Wednesday, October 2, 2013

Series on Meeting Jesus, part 1

I recently read the book Meeting Jesus Again for the First Time by Marcus J. Borg.  I was very interested to discover in it his own version of personal faith, but even more interested in the organization of the book and how it might work to organize my thoughts as I prepared to lead a camp of seasoned Christians. Borg himself was challenged by someone who said, “Talk to us about Jesus, and make it personal” (p. 3).  So my first step was to think about my own journey with Jesus through the images I have carried at different times.  

1) How We Imagine Jesus

Here is a short version of my own growth in the way I imagine Jesus. 

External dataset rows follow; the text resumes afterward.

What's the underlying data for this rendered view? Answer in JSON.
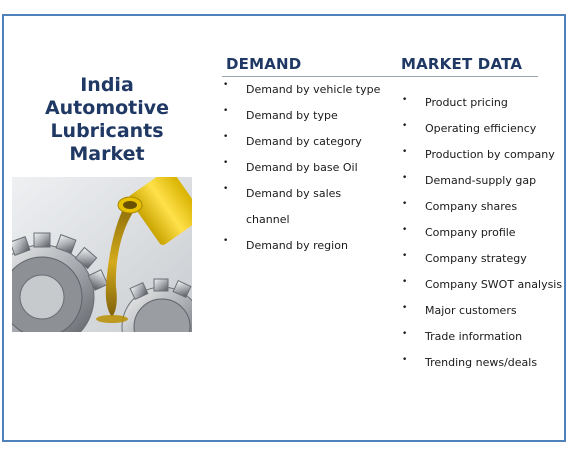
{
  "title_lines": [
    "India",
    "Automotive",
    "Lubricants",
    "Market"
  ],
  "demand": {
    "heading": "DEMAND",
    "items": [
      "Demand by vehicle type",
      "Demand by type",
      "Demand by category",
      "Demand by base Oil",
      "Demand by sales",
      "channel",
      "Demand by region"
    ]
  },
  "market_data": {
    "heading": "MARKET DATA",
    "items": [
      "Product pricing",
      "Operating efficiency",
      "Production by company",
      "Demand-supply gap",
      "Company shares",
      "Company profile",
      "Company strategy",
      "Company SWOT analysis",
      "Major customers",
      "Trade information",
      "Trending news/deals"
    ]
  },
  "bullet_char": "•",
  "colors": {
    "border": "#4f81bd",
    "heading": "#1f3864",
    "text": "#1a1a1a"
  },
  "photo_icon": "oil-pouring-on-gears-image"
}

As a very young child, I remember less about Jesus than about God, and I saw God as likely to abandon me if I messed up, which I surely did over and over daily.  Then in grade school, the Christmas song “Jesus, our brother kind and good” came to live in my imagination. In a missionary boarding school for high school, I roomed with several Pentecostals, including a girl who cut her own body when she despaired.  She challenged me to find where in the Bible it said that God loves her specifically.  I told her the Bible says in many places that God loves us, and that she was included. At another time during my time with her, we were praying after lights out, and I saw myself as one of the crowd that crucified Jesus, and I knew that Jesus prayed for God to forgive that crowd who didn’t know what they were doing. So my “kind, good brother,” Jesus forgave me.

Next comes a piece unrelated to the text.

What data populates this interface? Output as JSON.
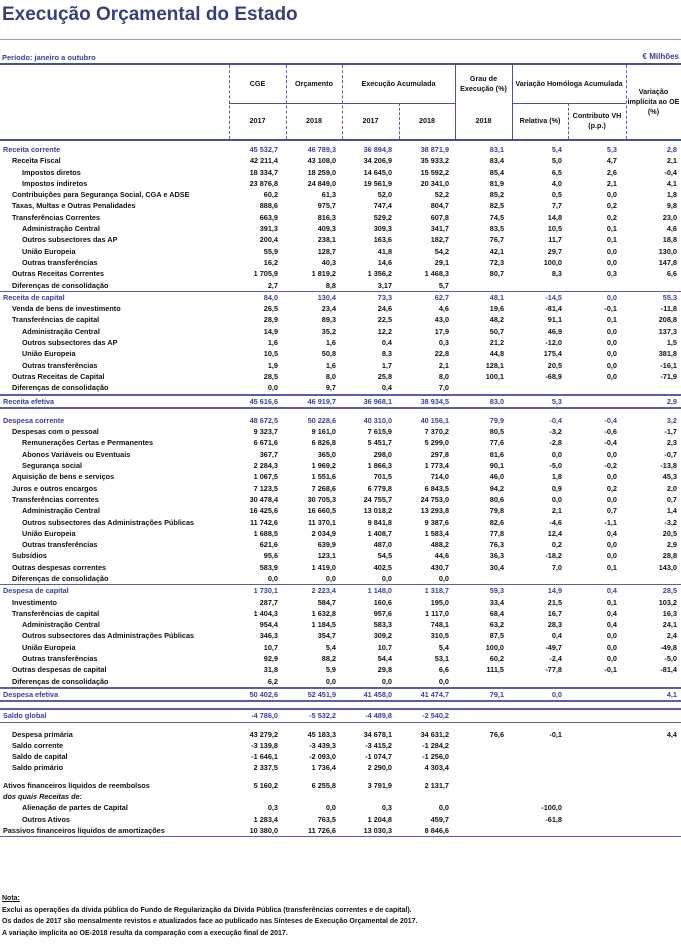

Slightly later in my adolescence, I expressed publicly my desire to love God completely and experienced more completely the extent of God’s love.  So I came into young adulthood with a picture of Jesus as a brother, kind and good, with whom I shared a loving Father.  This was confirmed by my study of the book of Hebrews, which identifies Jesus as our elder brother. The next really significant development was several decades later, when I read and reread the book of Mark 3 times, start to finish.  The Jesus I saw there was good, to be sure, and kind, to be sure, but also expressed anger, spoke his mind, and had determination and a sense of calling that made him so much more rounded as a person, and so much more compelling and attractive.  I thought, if I’d known him when he was historically here, I’d have followed him.  Reading The Divine Conspiracy by Dallas Willard also added to my imagined picture of Jesus.  Willard said that Jesus is smart and capable.  And then I added to that picture the warrior on the white horse of Revelation who defeats evil and the evil one and invite us to an eternal wedding supper surrounded by trees that bring healing to all the nations.

So when I imagine Jesus now, I see a sturdy, strong, opinionated, smart, wise, available, communicative, loving, tender, forgiving winner who is the older brother I always wanted and who is the exact image of the Father we both share. 


You might like to take some time now to note down the important steps in how your inwardly held picture of Jesus developed.  If you feel comfortable doing so, share it with someone.